Indel polymorphism in FT regulatory regions and environmental adaptation

Our study revealed a significant association between flowering time and indel polymorphism in three regions in the LalbFTc1 promoter, the first located from − 7996 bp to -5609 bp in relation to the TSS, the second from − 4408 bp to -4145 bp, and the third from − 780 bp to -753 bp. LalbFTc1 in one of the four FT homologs present in the white lupin genome [11]. Research on the model plant, Arabidopsis thaliana, evidenced that FT is a key component of the flowering regulatory network that integrates signals from various pathways, including those related to ambient temperature, vernalization and photoperiod [56,57,58]. The A. thaliana genome encodes only two FT-like genes, FT and a one close homolog, TWIN SISTER OF FT (TSF), that are partially sub-functionalized into photoperiod signaling (long vs. short day) and ambient temperature response [59, 60]. Regulation of FT expression is performed at two major levels: epigenetic (mainly by histone modifications) and genetic (by transcription factor binding) [61,62,63,64]. Regulatory regions of FT in A. thaliana include an enhancer located about 5.5 kilobases (kb) upstream of the transcriptional start site (TSS), a relatively long promoter sequence (~ 5 kb) with a few conserved blocks, three FT gene introns, and an enhancer located 1 kb downstream of the gene [57, 62, 64,65,66]. A physical convergence of cis-regulatory elements from all major environment-responsive biological pathways controlling flowering induction at the FT gene [57] opened up opportunities for advancement in environmental adaptation during evolution or domestication and breeding by fixation of occasional sequence polymorphism.

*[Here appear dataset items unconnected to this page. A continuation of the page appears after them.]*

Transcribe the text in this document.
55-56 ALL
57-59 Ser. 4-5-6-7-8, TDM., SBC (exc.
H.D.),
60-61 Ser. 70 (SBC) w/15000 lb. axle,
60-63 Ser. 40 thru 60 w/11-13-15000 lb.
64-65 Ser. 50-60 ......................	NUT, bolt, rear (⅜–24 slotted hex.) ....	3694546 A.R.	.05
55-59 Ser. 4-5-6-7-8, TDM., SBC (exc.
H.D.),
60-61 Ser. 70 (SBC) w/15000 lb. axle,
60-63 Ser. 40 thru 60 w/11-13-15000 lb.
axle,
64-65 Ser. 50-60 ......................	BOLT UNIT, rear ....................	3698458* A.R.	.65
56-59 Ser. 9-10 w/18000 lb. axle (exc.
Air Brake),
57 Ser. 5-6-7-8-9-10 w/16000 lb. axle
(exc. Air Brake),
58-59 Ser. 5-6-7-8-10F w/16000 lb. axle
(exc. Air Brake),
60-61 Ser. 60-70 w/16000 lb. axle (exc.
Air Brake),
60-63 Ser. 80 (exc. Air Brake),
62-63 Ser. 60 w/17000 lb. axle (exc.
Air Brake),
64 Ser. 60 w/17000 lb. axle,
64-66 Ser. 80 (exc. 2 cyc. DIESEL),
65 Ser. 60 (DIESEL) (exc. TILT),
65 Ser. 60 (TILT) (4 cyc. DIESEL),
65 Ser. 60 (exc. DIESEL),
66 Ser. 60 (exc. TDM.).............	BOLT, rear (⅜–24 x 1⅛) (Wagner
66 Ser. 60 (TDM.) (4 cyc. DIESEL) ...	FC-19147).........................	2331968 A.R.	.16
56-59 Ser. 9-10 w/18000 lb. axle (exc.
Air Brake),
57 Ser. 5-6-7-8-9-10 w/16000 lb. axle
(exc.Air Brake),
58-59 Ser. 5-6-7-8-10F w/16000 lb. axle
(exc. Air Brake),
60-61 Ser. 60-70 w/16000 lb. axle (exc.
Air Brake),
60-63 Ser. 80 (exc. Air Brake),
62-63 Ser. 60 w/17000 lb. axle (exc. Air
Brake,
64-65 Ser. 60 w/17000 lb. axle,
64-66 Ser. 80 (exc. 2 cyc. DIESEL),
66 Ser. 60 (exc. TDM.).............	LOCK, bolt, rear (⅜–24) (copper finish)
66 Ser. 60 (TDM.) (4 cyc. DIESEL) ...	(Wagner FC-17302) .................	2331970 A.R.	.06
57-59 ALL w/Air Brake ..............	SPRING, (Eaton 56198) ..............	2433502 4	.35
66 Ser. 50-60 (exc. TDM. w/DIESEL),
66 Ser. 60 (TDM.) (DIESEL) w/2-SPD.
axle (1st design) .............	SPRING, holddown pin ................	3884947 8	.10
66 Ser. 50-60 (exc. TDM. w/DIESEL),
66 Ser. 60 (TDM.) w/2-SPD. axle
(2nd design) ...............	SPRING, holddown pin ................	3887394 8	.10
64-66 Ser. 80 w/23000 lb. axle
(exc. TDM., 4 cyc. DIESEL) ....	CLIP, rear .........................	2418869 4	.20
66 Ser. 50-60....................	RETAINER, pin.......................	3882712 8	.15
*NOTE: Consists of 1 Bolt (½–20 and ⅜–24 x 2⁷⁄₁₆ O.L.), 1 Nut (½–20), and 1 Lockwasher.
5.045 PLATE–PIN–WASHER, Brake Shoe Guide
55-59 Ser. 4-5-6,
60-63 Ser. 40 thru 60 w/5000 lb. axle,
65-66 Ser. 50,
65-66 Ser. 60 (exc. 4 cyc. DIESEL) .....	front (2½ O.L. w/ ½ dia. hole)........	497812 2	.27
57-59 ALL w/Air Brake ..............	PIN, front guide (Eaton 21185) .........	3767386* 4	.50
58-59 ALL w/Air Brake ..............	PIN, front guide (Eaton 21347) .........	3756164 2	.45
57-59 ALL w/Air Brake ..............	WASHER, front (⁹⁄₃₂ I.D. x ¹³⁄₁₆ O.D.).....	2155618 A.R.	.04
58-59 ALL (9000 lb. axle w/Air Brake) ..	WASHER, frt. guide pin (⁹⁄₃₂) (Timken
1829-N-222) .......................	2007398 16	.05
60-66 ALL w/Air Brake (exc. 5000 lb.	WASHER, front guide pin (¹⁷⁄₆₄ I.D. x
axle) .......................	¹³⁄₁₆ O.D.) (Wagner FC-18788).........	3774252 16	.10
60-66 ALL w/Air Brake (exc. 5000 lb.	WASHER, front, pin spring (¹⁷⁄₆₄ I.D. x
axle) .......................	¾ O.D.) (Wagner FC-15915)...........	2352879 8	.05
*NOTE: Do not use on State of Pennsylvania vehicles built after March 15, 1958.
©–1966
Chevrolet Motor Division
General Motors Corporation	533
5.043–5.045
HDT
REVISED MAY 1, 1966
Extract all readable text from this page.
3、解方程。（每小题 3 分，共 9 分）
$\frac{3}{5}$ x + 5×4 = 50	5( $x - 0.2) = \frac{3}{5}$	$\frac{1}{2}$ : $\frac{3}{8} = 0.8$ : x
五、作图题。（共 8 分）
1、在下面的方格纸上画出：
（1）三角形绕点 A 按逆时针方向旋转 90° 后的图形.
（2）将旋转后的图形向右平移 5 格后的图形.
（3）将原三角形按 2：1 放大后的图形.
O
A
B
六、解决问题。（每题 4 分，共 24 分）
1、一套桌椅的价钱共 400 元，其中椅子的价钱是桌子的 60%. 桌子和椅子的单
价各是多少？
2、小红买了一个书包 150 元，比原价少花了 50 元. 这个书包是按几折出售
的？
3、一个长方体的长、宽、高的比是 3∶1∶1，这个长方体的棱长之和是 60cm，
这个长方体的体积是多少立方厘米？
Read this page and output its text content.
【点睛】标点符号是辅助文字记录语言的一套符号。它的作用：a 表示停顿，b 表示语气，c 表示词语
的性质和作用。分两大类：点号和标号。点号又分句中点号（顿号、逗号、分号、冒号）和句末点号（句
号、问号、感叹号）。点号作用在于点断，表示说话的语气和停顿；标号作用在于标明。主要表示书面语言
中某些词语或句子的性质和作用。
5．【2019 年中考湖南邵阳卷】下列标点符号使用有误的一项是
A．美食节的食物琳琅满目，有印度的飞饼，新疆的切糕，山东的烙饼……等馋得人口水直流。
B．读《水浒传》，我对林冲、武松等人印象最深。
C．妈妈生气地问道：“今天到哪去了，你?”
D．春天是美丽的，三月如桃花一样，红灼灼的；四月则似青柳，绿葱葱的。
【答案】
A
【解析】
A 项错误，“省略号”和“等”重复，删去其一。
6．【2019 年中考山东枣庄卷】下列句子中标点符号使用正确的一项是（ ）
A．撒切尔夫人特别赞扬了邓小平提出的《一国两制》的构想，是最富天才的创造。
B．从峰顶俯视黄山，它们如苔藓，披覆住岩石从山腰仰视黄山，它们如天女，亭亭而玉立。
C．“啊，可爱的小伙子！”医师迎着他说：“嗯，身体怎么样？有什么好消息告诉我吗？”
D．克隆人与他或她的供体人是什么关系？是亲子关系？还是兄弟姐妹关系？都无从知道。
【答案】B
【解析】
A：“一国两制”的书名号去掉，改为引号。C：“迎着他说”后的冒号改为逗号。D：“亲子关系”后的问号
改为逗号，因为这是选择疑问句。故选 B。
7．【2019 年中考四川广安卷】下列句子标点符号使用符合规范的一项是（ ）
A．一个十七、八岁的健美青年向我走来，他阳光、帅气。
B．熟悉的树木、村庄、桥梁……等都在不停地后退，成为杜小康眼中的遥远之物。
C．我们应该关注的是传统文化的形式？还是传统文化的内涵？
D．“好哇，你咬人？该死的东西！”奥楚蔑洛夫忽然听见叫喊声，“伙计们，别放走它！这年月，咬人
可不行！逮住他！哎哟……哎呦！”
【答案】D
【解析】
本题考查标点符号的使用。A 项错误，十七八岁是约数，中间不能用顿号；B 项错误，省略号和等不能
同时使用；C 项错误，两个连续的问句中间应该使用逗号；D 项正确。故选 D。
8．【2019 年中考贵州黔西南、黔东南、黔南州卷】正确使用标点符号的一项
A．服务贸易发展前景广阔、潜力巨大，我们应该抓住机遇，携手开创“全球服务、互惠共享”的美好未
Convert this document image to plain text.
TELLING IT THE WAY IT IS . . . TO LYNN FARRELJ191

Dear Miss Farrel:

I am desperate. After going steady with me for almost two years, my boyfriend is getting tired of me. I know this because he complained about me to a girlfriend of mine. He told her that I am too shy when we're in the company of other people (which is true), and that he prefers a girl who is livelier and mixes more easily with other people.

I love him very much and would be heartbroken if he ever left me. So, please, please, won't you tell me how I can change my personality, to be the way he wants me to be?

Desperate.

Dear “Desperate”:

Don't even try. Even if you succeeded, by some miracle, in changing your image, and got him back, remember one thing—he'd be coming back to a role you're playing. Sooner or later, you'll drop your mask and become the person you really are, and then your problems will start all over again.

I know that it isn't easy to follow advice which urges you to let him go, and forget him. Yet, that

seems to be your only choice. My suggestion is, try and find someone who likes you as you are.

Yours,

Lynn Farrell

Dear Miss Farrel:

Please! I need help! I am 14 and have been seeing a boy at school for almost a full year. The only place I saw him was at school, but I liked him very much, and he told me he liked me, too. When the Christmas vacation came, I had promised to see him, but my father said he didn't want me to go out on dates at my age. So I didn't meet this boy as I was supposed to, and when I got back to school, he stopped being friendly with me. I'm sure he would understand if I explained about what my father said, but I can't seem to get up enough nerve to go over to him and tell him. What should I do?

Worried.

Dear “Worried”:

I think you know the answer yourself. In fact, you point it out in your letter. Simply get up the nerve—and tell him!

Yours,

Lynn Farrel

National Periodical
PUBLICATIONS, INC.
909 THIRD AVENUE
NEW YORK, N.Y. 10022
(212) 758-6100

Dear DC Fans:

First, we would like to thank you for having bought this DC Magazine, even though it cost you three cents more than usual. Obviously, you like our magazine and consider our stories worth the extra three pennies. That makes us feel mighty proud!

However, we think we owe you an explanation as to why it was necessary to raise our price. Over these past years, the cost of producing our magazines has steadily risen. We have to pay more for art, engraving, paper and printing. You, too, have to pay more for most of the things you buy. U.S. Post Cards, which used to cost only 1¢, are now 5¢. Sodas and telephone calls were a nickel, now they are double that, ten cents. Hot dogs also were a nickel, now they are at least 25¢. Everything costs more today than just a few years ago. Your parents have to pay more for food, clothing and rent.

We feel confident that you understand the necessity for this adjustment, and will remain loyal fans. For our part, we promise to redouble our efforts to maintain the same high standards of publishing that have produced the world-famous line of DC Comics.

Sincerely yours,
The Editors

For example, the major QTL for flowering time in a A. thaliana intercross-recombinant inbred line population was located 6.7-kb upstream of the FT coding sequence, in a region carrying two large overlapping indels and several other polymorphisms [67]. Structural variants of FT promoter (a deletion of ~ 250 bp and an insertion of ~ 1.1 kb) were also found in natural A. thaliana populations in Eurasia and were associated with geographic distribution into lower and higher latitudes, respectively [68].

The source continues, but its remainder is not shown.